Help me choose a kernel style

simeonz · Post by **simeonz** » Tue Aug 29, 2017 9:16 am

Korona wrote:In general the answers to your questions heavily depend on the kernel/driver design. The answers vary depending on which microkernel you consider.

I am not familiar with actual microkernel designs. I would have quoted some for sure. I am not sure what microkernel would be considered mature and evolved.

Korona wrote:Carefully designed microkernels should be able to recover from driver crashes.

Do you mean that the system services themselves will recover, or that the applications will continue uninterrupted as well? The point I was trying to emphasize in a few of my questions is that applications can be isolated from each other more effectively, not simply because they live in separate address spaces, but because there is restricted data flow between them. What I was speculating is that in the presence of data consumers of a crashed component, be it driver or application, those consumers can be affected. Or are there some kind of transactional infrastructures in microkernels that manage to avoid this?

Korona wrote:However a microkernel alone is not sufficient to contain malicious drivers. You need an IOMMU (e.g. Intel V-d) to do that. Devices like XHCI are capable of DMA from/to arbitrary memory addresses and can thus corrupt even read-only kernel code.

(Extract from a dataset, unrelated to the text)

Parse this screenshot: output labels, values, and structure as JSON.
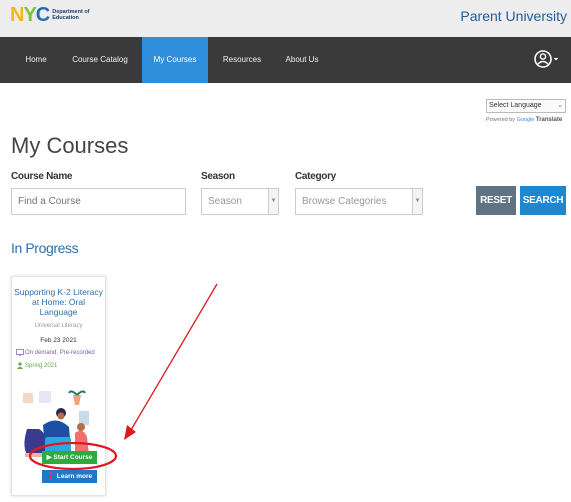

You mean exploits through the devices themselves, like directing the device dma at arbitrary physical memory. But what about exploits that do not involve devices. Imagine that my SMB driver has been exploited and I keep sensitive data on my SMB server. The user application makes request to my driver - "here is the data; please make sure to encrypt it?" But not after sending it to a hundred unsolicited locations. What if my block device driver got exploited, or my network driver? Essentially, my theory is, that if the user data enters the driver stack unencrypted, unsolicited use by exploited and malicious driver code cannot be prevented.

Korona wrote:Single-address space operating systems cannot be made safe without running trusted code (e.g. compiled from a managed language) only. At least this cannot be done without hardware assistance (e.g. something like segmentation + instrumentation, look up how Google's NaCl works).

Thanks. I'll take a look.

OSwhatever · Post by **OSwhatever** » Tue Aug 29, 2017 12:36 pm

dozniak wrote:
OSwhatever wrote:I don't really understand the motivation for that monolithic kernels are "simpler" to write.
It's easy - less moving parts to design and it's easier to redo them in one compilation unit if need be, rather than change full interfaces specfications for 25 to 50 separate components.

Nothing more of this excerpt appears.